Begitu turun dari panggung dan suasana mulai agak sepi di koridor luar aula, Alisha mencoba memecah kecanggungan yang membuatnya sesak napas sejak di panggung tadi. Ia berdeham keras, lalu menatap Shaka dengan mata menyipit.
"Ekhem... btw, Shak, tadi pas panitia ngasih selembar kertas hasil nilai individu sebelum naik panggung, gue sempet ngintip skor kita," ujar Alisha, mencoba mengalihkan radar baper di otaknya kembali ke mode rivalitas.
Shaka menaikkan satu alisnya sambil menyampirkan tas ranselnya ke bahu. "Terus?"
"Skor nilai teori gue 94. Skor lo berapa?" Alisha melipat tangan di dada dengan senyum kemenangan. "Inget kan taruhan kita di ruang lab kemarin? Siapa yang nilai individunya lebih tinggi, dia yang menang dan boleh ajuin satu permintaan."
Shaka mendengus, lalu merogoh saku celananya dan mengeluarkan lipatan kertas skor miliknya. Ia menyodorkannya tepat di depan mata Alisha. "Liat sendiri."
Alisha memajukan wajahnya, membaca angka yang tertera di sana. 94.
Skor mereka kembar identik. Nilai mereka sama persis sampai ke angka desimalnya.
"Kok bisa sama?!" Alisha melotot tidak terima. "Lo pasti nyontek jawaban gue ya pas di dalem tadi?!"
"Heh, jaga ya mulut lo!" Shaka langsung nyolot, mode tsundere-nya kembali aktif 100%. "Gue nyontek lo? Yang ada lo yang dari awal bimbingan selalu ngekor cara analisis gue. Lagian posisi duduk kita dipisah satu meter, gimana caranya gue nyontek, hah? Otak gue emang jenius selevel sama lo, terima kenyataan aja kenapa, sih!"

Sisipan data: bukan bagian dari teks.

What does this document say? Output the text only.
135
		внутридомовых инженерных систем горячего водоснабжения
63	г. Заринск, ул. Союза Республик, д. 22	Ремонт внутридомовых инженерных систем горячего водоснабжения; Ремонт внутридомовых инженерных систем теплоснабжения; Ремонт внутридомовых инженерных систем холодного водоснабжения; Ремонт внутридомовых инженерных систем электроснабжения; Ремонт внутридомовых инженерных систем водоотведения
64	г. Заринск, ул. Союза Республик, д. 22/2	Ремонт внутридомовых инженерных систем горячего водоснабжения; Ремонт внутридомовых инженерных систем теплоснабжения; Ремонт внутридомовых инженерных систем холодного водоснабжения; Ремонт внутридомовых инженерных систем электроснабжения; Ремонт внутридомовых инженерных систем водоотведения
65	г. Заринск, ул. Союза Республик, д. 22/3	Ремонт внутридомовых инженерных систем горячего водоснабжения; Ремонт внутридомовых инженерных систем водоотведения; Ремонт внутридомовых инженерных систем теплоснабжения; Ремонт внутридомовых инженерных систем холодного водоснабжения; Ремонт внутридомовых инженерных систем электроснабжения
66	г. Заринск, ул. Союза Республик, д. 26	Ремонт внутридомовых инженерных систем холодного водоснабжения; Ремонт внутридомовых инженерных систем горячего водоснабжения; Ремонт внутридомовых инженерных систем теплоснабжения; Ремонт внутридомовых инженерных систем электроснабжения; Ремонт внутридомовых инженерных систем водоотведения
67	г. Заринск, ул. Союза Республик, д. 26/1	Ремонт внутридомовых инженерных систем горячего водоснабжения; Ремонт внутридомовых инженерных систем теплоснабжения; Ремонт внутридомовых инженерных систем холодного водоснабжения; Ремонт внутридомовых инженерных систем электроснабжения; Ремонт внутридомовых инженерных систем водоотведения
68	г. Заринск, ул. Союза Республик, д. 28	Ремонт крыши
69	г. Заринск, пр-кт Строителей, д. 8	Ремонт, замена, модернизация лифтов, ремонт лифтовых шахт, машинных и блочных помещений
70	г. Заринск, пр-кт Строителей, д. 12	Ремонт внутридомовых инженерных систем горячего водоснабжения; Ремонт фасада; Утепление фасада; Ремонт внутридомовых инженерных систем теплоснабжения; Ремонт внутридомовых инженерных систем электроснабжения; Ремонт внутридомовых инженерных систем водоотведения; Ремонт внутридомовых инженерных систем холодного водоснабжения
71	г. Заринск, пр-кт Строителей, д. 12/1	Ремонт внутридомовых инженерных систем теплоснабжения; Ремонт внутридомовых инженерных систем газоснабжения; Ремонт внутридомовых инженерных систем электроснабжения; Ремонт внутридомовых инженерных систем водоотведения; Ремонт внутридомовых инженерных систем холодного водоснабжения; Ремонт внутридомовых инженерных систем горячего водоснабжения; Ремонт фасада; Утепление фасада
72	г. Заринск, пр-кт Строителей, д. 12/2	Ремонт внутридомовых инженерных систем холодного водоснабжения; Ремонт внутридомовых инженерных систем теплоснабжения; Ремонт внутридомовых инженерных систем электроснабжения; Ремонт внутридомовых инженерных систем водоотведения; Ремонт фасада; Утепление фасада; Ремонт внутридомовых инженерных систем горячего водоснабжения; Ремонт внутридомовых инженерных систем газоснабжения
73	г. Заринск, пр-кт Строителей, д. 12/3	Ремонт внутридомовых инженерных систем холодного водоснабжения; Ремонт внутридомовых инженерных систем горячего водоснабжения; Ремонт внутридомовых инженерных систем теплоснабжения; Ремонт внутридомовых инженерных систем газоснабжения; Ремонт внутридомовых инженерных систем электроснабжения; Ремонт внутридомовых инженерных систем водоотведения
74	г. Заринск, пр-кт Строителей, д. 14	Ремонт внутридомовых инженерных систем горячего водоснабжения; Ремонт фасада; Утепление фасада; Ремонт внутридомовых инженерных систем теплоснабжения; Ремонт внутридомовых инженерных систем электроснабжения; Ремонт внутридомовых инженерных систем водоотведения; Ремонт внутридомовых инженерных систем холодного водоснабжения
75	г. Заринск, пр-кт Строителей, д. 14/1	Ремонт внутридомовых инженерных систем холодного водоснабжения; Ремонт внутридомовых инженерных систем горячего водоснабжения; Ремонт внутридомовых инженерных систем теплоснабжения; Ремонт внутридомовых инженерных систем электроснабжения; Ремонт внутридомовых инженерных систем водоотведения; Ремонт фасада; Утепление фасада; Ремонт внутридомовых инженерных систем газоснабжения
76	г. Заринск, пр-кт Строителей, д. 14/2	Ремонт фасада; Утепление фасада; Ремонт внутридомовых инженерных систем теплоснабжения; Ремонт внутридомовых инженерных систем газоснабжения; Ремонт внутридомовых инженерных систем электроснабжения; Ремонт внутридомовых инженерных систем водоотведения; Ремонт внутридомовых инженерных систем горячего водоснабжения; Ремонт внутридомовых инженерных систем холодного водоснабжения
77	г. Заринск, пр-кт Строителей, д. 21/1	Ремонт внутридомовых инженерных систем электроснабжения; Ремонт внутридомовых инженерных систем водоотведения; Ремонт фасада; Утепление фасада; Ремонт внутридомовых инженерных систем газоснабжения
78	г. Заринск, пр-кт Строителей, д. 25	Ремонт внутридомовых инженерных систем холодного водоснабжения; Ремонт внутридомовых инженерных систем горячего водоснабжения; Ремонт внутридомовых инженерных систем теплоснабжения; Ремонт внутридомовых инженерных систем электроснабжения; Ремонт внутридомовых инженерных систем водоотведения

"Ya gak bisa gitu dong! Berarti taruhannya batal karena gak ada yang menang!" protes Alisha, tidak mau kalah.
"Gak bisa batal," potong Shaka cepat, wajahnya ikut maju mendekati Alisha, membuat mereka kini berhadapan dalam jarak dekat sambil saling melotot. "Karena skornya sama, berarti permintaannya jadi dua. Gue punya satu permintaan buat lo, dan lo punya satu permintaan buat gue. Adil, kan?"
"Dih, maksa banget! Hukum taruhan di mana yang kayak begitu, Reyshaka?!" Alisha menghentakkan kakinya kesal, sementara Shaka justru tersenyum miring—senyum menyebalkan yang anehnya selalu berhasil membuat Alisha betah berlama-lama berdebat dengannya.
Debat kusir itu terus berlanjut sepanjang jalan menuju bus sekolah, mengubur habis rasa canggung pasca-panggung tadi, dan kembali menyalakan percikan api perdebatan manis yang hanya dimengerti oleh mereka berdua.